Eli Lilly has had a tough time in its search for an Alzheimer’s disease treatment this year, as the latest data released from the Phase III A4 study revealed that solanezumab was unable to slow cognitive decline in preclinical Alzheimer’s patients. Despite the setback, the company remains determined to make a breakthrough in the treatment of this debilitating condition.
John Sims, head of medical, global brand development at Lilly, announced in a statement that the company is halting clinical development of its asset, solanezumab. This decision comes after careful consideration of the current state of the asset.
The ground-breaking A4 trial enrolled more than 1,100 participants with evidence of amyloid plaque build-up in their brains but no clinical impairment. Its primary outcome was cognitive decline, as evaluated by the Preclinical Alzheimer Cognitive Composite (PACC), a tool that assesses episodic memory, timed executive function and global cognition. This was the first time a secondary prevention trial of this kind had been conducted, and the results could pave the way to earlier interventions and treatments for Alzheimer’s disease.
Solanezumab treatment had a slight, yet insignificant, effect on patients’ PACC scores, with an average drop of 1.69 points compared to placebo counterparts’ 1.4-point decrease.
Lilly’s candidate was unable to show a substantial improvement in secondary efficacy markers, including progression from preclinical to symptomatic Alzheimer’s disease. Despite the lack of success, Lilly remains optimistic in their pursuit of creating treatments for this debilitating condition.
Solanezumab is a revolutionary monoclonal antibody that has been developed to target amyloid proteins in order to combat early onset Alzheimer’s disease. Unlike other treatments currently in development such as donanemab and remternetug, solanezumab is uniquely designed to only bind to soluble monomeric forms of amyloid β, meaning it can only have an effect on amyloid proteins before they have a chance to form plaques in the brain.
In A4, participants in both the solanezumab and placebo arms saw a rise in amyloid plaques, with the former accumulating 12.1 centiloids and the latter 17.5 centiloids over the course of the study. This increase in deposits suggests that further investigation is needed to determine the effectiveness of solanezumab in combating the accumulation of amyloid plaques.
Reisa Sperling, M.D., neurologist at the Brigham and Women’s Hospital and A4 project director, believes we need to take a more aggressive approach to amyloid removal in preclinical Alzheimer’s, based on results suggesting it is a key driver of cognitive decline. “We may need to be more aggressive with amyloid removal even at this very early stage of disease,” she said in a prepared statement.
A Rough Three Months
Lilly’s latest setback in its mission to create a successful Alzheimer’s treatment has been the failure of Phase III of its solanezumab trials. Despite the disappointment, the company remains determined to continue its search for a breakthrough to help those affected by this devastating disease.
In January, the FDA rejected the company’s attempt to gain accelerated approval of donanemab, its most advanced Alzheimer’s asset. The regulator’s complete response letter pointed to a need for more data to establish the antibody’s safety and efficacy, leaving the company’s plans in limbo.
Lilly stood behind donanemab’s expedited regulatory application with their Phase II TRAILBLAZER-ALZ study, boasting over a hundred participants. However, the trial allowed participants to cease treatment once their brain amyloid plaques had reached a certain level, resulting in fewer than a hundred individuals being treated with donanemab for a full twelve months.

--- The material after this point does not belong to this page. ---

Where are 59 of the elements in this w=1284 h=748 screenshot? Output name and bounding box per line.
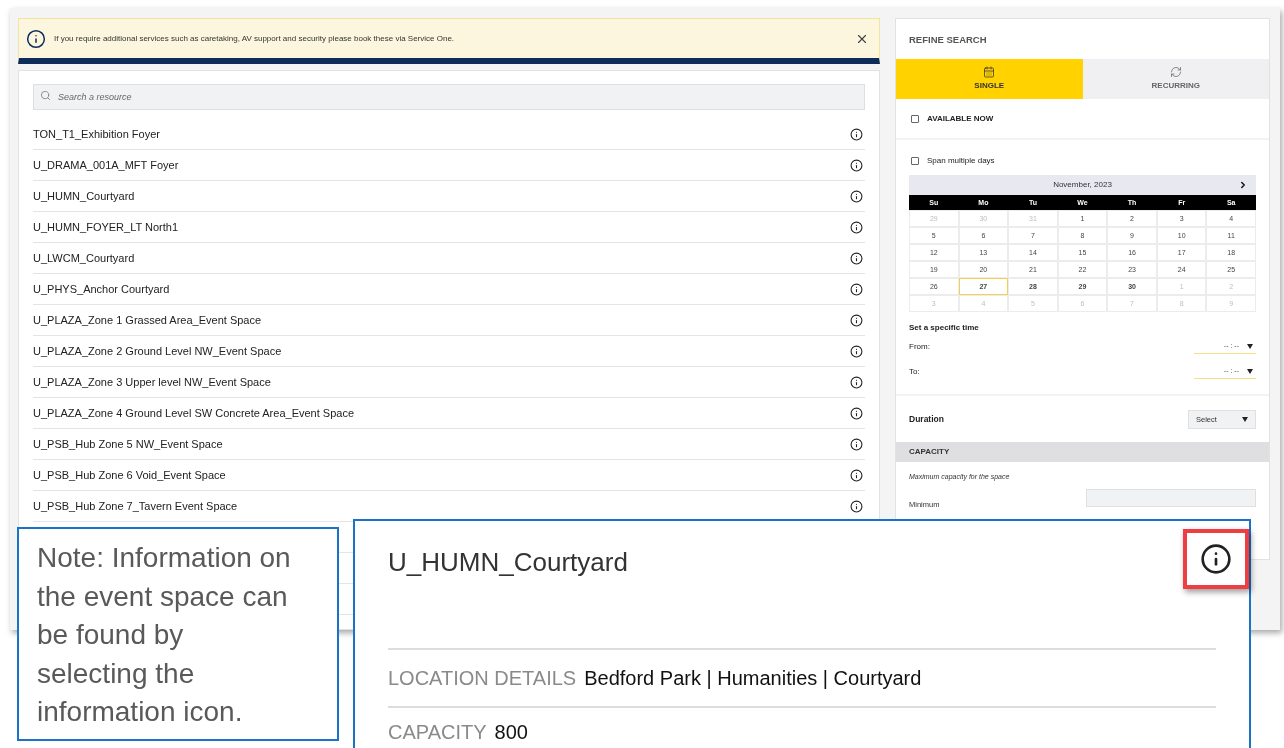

In the upcoming months, Lilly is set to receive topline data from the TRAILBLAZER-ALZ 2 trial, which it will use to apply for traditional approval of donanemab – a promising breakthrough in Alzheimer’s treatment.

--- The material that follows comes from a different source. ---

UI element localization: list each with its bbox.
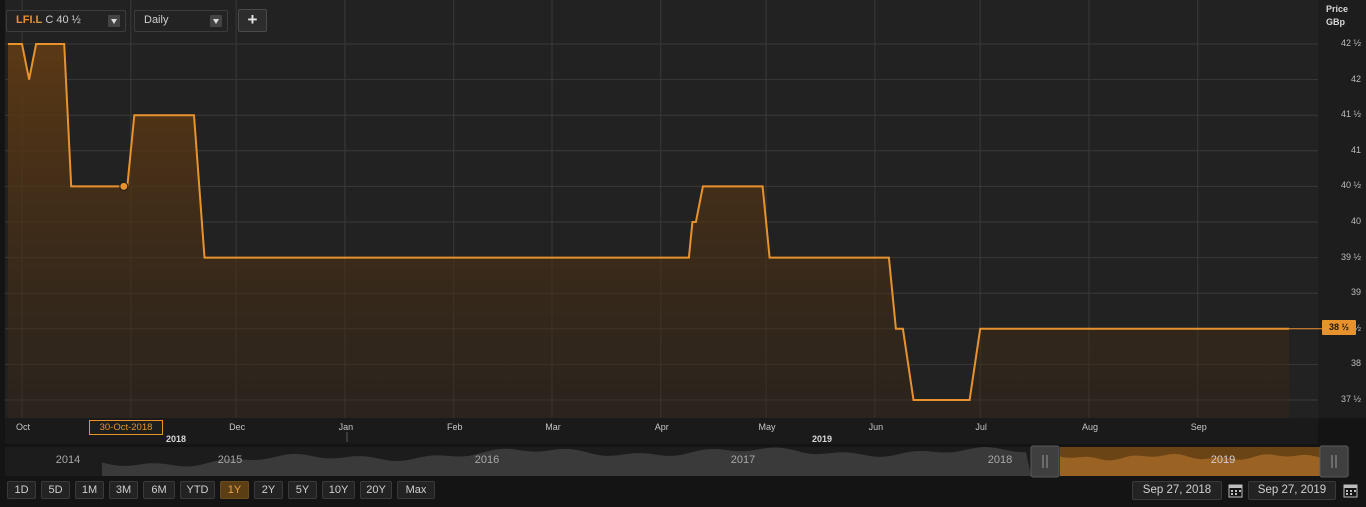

The FDA’s decision to approve donanemab for clinical trials has been met with mixed reception, with some experts praising the decision for allowing more research into the drug’s effects on overall function, despite the resulting dip in Lilly’s stocks. Although the drug has demonstrated the ability to clear amyloid plaques, its effects on overall function have yet to be established.
Lilly is taking the fight against Alzheimer’s disease to the next level with their new remternetug molecule. Through clinical trials, the molecule has been found to effectively bind to amyloid deposits in the brain, and is now entering Phase III for early stage treatments. This exciting development could revolutionize the way we tackle this devastating disease.